Pump device according to claim 10, characterized in that a U-shaped annular insert piece (25) is fitted to the pump body (2), nesting around the cylindrical wall of the receiving housing. (7) of the shaft (6) of the turbine (5) and against a wall portion (2 ') of the pump body (2), in that the shutter (8) and cam (9) mutually cooperating members are arranged in said insert piece (25), and in that the cylindrical inner wall (25 ') of said insert piece (25) forming a support and rotational guiding surface for the cam member ( 9) and the cylindrical outer wall (25 ") comprises fastening means (17) in the form of guideways, projecting or recessing, formed in said wall (25"), extending parallel to the direction of the longitudinal axis (AL) of the shaft (6) of the turbine (5) and with which are engaged, with the ability to slide, protruding formations and / or reentrant (17 ') present on the outer face (8 "') of the cylindrical wall (8 ') of the shutter member (8).

Pump device according to Claim 16, characterized in that the internal volume of the U-shaped annular insert piece (25) is closed by an annular cover flange (26) which bears tightly against the inner face. of the cylindrical wall of the shutter element (8), said insert member (25) with the shutter element (8), the cam element (9) and the annular flange (26) constituting, if appropriate, a subassembly pre-assembled before mounting in the pump casing (2).

18. A pump device according to any one of claims 1 to 17, characterized in that it comprises a position sensor detecting the position in translation of the shutter member (8), for example a magnetic sensor capable of raising the position of a ferromagnetic marker integrated in the shutter element (8) or a sensor of angular positioning of the output shaft of the actuator, integrated with the actuator (10).

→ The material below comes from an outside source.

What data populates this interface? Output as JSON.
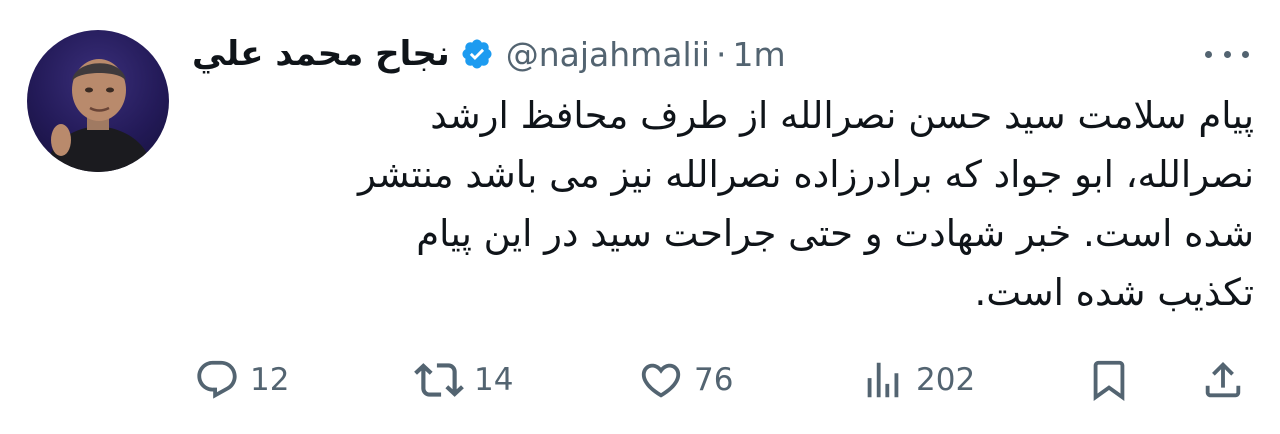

19. Pump device according to any one of claims 1 to 8, characterized in that the shutter member (8) has at least one cutout or a passage (27) in its cylindrical wall (8 ').

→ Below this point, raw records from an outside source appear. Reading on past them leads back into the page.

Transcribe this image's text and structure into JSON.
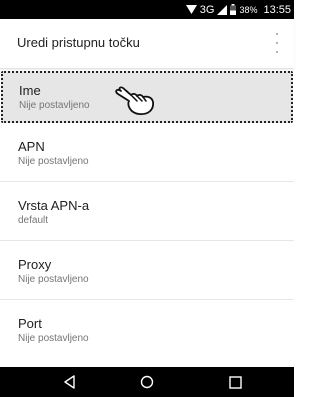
{
  "status": {
    "network": "3G",
    "battery_pct": "38%",
    "time": "13:55"
  },
  "appbar": {
    "title": "Uredi pristupnu točku"
  },
  "prefs": [
    {
      "title": "Ime",
      "summary": "Nije postavljeno"
    },
    {
      "title": "APN",
      "summary": "Nije postavljeno"
    },
    {
      "title": "Vrsta APN-a",
      "summary": "default"
    },
    {
      "title": "Proxy",
      "summary": "Nije postavljeno"
    },
    {
      "title": "Port",
      "summary": "Nije postavljeno"
    }
  ],
  "icons": [
    "wifi-icon",
    "signal-icon",
    "battery-icon",
    "more-options-icon",
    "pointer-hand-icon",
    "back-icon",
    "home-icon",
    "recents-icon"
  ]
}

Vehicle, in particular an automobile, comprising at least one circulation circuit of a liquid fluid, such as, for example, a cooling liquid circuit, characterized in that said circuit comprises at least one pump device (1) according to the invention. any one of claims 1 to 19.

21. Vehicle according to claim 20, characterized in that the circuit comprises at least one means for measuring the temperature of the circulating liquid fluid, whose measurement signal is used to control the actuator (10) driving the cam element. (9) of the pump device (1).